Le délestage médical: de ce côté, la situation est tout sauf claire. Début janvier, le CISSSO a annoncé qu’il reportait un certain nombre de chirurgies et d’activités médicales non urgentes afin de libérer du personnel pour lutter contre les éclosions. Combien de patients sont touchés par le délestage? Combien de chirurgies, d’examens préventifs sont reportés? Quel est l’effet sur les listes d’attente? On l’ignore. Le CISSSO a refusé une demande d’entrevue à ce sujet, mardi, prétextant que le délestage est justement en pleine réévaluation.

Épuisement du personnel soignant: ce ne sont pas les travailleurs de la santé, au front depuis 11 mois contre la COVID, qui se plaindront de l’accalmie actuelle. En temps normal, l’Outaouais manque déjà de personnel pour faire rouler le réseau de la santé. C’est encore plus vrai en pandémie. Mardi, 67 travailleurs étaient infectés, et plusieurs de leurs collègues en quarantaine forcée.

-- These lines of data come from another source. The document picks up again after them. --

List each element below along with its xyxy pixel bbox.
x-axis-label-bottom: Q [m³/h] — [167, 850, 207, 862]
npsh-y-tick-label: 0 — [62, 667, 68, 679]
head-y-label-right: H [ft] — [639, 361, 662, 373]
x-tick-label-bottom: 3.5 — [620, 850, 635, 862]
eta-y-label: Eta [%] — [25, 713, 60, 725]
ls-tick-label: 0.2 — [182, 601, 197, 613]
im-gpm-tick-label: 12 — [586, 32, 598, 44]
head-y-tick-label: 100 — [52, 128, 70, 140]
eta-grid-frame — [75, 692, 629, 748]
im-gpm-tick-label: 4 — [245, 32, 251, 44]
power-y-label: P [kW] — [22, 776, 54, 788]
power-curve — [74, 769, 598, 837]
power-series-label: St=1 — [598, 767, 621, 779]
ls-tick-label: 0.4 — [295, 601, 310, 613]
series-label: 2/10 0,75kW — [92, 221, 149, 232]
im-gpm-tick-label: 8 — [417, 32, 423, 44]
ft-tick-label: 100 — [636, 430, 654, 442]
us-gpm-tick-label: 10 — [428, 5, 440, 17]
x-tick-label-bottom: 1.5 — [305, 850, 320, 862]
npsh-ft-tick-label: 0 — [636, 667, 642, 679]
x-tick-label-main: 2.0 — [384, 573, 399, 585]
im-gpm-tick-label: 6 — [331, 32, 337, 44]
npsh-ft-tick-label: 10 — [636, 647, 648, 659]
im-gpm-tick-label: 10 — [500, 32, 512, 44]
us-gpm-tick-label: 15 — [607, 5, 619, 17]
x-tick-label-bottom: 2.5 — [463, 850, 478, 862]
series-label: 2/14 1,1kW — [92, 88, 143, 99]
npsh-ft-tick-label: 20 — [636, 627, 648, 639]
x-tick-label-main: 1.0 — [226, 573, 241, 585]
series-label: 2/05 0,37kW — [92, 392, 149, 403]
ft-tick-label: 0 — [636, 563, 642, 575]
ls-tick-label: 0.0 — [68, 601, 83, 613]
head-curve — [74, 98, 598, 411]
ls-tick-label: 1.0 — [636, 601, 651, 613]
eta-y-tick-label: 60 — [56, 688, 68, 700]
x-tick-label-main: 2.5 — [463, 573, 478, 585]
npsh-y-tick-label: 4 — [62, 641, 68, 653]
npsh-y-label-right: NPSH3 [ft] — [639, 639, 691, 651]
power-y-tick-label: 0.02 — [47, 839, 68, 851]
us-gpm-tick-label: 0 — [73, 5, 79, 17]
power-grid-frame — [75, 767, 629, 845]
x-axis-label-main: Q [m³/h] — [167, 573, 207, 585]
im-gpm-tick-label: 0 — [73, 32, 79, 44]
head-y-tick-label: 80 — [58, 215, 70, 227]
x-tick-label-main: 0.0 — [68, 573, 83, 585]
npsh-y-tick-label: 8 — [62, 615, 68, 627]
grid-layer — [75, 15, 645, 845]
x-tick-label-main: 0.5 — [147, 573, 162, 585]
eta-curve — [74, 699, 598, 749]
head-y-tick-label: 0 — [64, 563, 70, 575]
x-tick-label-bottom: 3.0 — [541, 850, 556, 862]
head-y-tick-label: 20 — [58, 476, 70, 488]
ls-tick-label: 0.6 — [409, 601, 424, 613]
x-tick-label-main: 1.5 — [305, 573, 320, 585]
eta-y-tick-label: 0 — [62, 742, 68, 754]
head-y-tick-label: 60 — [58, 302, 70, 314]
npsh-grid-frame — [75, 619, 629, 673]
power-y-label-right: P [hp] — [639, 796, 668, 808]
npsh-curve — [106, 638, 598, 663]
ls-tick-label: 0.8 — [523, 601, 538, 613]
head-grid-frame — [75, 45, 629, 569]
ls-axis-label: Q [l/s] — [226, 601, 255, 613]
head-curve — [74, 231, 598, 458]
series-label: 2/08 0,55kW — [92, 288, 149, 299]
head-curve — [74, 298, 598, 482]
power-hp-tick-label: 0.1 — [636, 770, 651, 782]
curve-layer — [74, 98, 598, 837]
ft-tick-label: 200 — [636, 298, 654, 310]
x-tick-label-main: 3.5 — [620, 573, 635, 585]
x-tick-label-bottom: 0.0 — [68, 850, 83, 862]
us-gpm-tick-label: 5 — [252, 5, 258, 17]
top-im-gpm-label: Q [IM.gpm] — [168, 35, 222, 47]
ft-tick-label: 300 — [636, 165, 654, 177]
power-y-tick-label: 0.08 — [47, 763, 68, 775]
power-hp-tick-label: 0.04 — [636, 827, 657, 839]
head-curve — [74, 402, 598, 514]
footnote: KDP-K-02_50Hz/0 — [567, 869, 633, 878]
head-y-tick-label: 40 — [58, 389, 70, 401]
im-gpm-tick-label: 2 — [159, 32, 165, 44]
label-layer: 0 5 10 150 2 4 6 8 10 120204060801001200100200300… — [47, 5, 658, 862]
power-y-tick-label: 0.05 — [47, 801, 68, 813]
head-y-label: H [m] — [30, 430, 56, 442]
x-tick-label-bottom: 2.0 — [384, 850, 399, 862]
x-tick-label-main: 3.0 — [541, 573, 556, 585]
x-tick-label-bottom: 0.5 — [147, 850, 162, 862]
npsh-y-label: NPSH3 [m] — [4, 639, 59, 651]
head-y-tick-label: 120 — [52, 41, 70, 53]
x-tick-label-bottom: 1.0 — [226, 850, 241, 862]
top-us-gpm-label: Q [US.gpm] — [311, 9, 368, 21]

Avant de relâcher les mesures, il faut s’assurer que le personnel soignant de l’Outaouais est capable de faire face à de nouvelles flambées.

La situation frontalière: il n’en a pas été question lors du point de presse. Mais la situation frontalière avec Ottawa pourrait aussi changer la donne. Quand la capitale fédérale est tombée en zone rouge, en octobre dernier, l’Outaouais urbain, en zone orange à ce moment-là, a suivi le mouvement en moins de 24 heures. Au grand dam des restaurateurs et des commerçants…

Le variant britannique: la propagation du variant britannique, réputé plus contagieux et plus meurtrier, pourrait également tout changer d’ici au 8 février. Au Royaume-Uni, il s’est répandu de façon catastrophique, engorgeant les hôpitaux londoniens au point de forcer le report de chirurgies contre le cancer. Croisons les doigts: il n’y a eu jusqu’ici que 6 cas répertoriés de ce variant au Québec.

La propagation du variant britannique s’est répandu de façon catastrophique, engorgeant les hôpitaux londoniens au point de forcer le report de chirurgies contre le cancer.

L’indiscipline: on l’a vu par le passé, il suffit que la province relâche un peu trop les restrictions pour que certains en oublient toute prudence. Le virus, qui se nourrit des contacts sociaux, en profite pour se propager à une vitesse hallucinante.

Conclusion?

Oui, les indicateurs sont au mieux. Oui, tout le monde a besoin de souffler un peu. Mais n’oublions pas qu’il suffit d’une ou deux éclosions mal contrôlées pour remplir en un rien de temps les lits vides des unités COVID à Gatineau. Peut-être pourrait-on envisager un certain déconfinement, tout en maintenant le couvre-feu à 20 h?